I made some definite progress today. After spending an hour or so reinforcing one the of the extra beams I added to the structure (just sistered on another redwood 2x4), and filling in some odd gaps (nothing is really square on the pergola), got going on laying down the 2x2's and I have to say it looks kind of cool. I've got about 1/3 of them installed now, and have a certain rhythm and know how long it takes to position and fasten down each 2x2. Meanwhile the seagulls are getting curious so I'm motivated to finish the project to resume the camoflage of the pond from predating sea birds.

The magnetic feather board is cool. I had cause to use it a lot today, as I'm working on reducing 2x6 planks to 2x2 strips, which involves frequent repositioning of the feather board. I'd already made a feather board out of some nice used clear redwood 1x6 I found in the shop, but the magnetic one is a lot quicker to position.

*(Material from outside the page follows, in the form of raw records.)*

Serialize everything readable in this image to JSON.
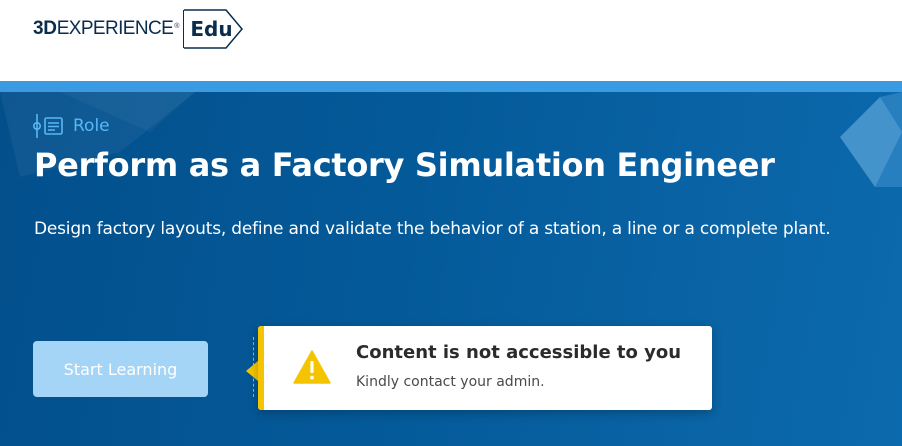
{
  "header": {
    "logo": {
      "brand_bold": "3D",
      "brand_rest": "EXPERIENCE",
      "registered": "®",
      "suffix": "Edu"
    }
  },
  "hero": {
    "type_icon": "role-icon",
    "type_label": "Role",
    "title": "Perform as a Factory Simulation Engineer",
    "description": "Design factory layouts, define and validate the behavior of a station, a line or a complete plant.",
    "start_button_label": "Start Learning"
  },
  "notification": {
    "icon": "warning-icon",
    "title": "Content is not accessible to you",
    "message": "Kindly contact your admin.",
    "accent_color": "#f5c400"
  },
  "colors": {
    "hero_background": "#045a99",
    "accent_stripe": "#3a9ae2",
    "role_label": "#58b8f5",
    "button_background": "#a4d5f7"
  }
}
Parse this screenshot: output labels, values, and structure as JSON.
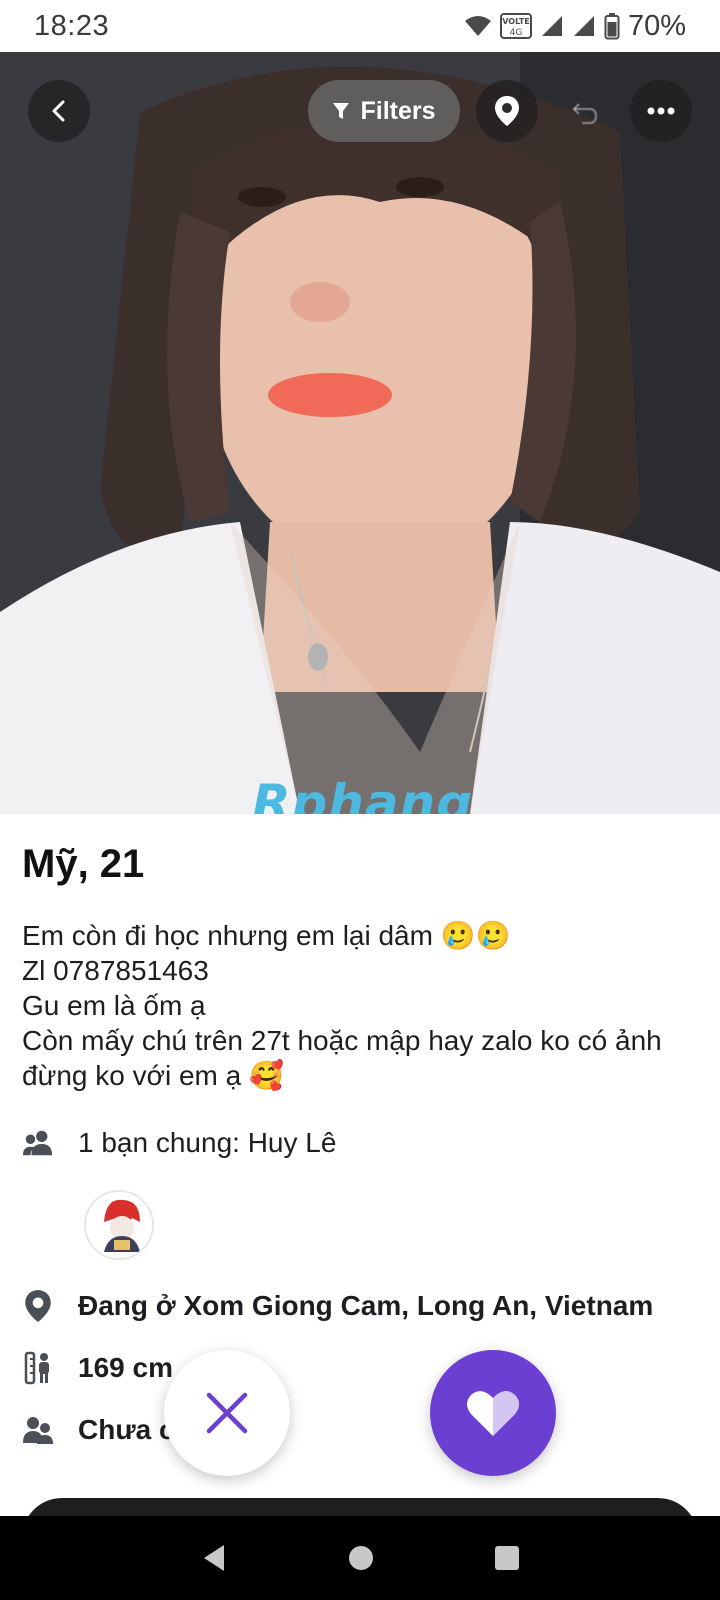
{
  "status_bar": {
    "time": "18:23",
    "network_badge": "VOLTE",
    "battery_percent": "70%",
    "icons": [
      "wifi-icon",
      "volte-icon",
      "signal-icon",
      "signal-icon",
      "battery-icon"
    ]
  },
  "top_bar": {
    "filters_label": "Filters",
    "icons": [
      "back-arrow-icon",
      "filter-icon",
      "location-pin-icon",
      "undo-icon",
      "more-icon"
    ]
  },
  "photo": {
    "watermark": "Rphang"
  },
  "profile": {
    "name_age": "Mỹ, 21",
    "bio_lines": [
      "Em còn đi học nhưng em lại dâm 🥲🥲",
      "Zl 0787851463",
      "Gu em là ốm ạ",
      "Còn mấy chú trên 27t hoặc mập hay zalo ko có ảnh",
      "đừng ko với em ạ 🥰"
    ],
    "mutual_friends": "1 bạn chung: Huy Lê",
    "location": "Đang ở Xom Giong Cam, Long An, Vietnam",
    "height": "169 cm",
    "relationship": "Chưa c"
  },
  "actions": {
    "pass_icon": "close-icon",
    "like_icon": "heart-icon"
  },
  "colors": {
    "accent": "#6a3fd1",
    "text": "#1c1e21",
    "watermark_blue": "#4db8e0",
    "watermark_red": "#e2403a"
  }
}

I'd post some before and after photos but I'm so behind on this project I haven't wanted to take time to get the camera out and then deal with transfering the photos to the web. But maybe when it's all done I'll snap some shots.

Mitch,

If you read through the thread you'll see the project I'm currently working on. It's basically replacing some flimsy reed fencing laid horizontally on top of a pergola over a fish pond with redwood 2x2's. Because the pergola is about 16 feet wide, and 2x2's are not available in that length, I decided to purchase 2x4's, and then 2x6's, and rip them into halves or thirds and create my own 2x2's for the project. For that I figured I'd need a sturdy table saw that didn't try to walk or tip over during the ripping, hence the Ridgid purchase. I'm using redwood heartwood for the 2x2's because I don't want to paint or stain it as anything that would kill bugs/rot would probably also kill the fish below the pergola. I have another saw project in the hopper but for the life of me I can't recall what it is at the moment!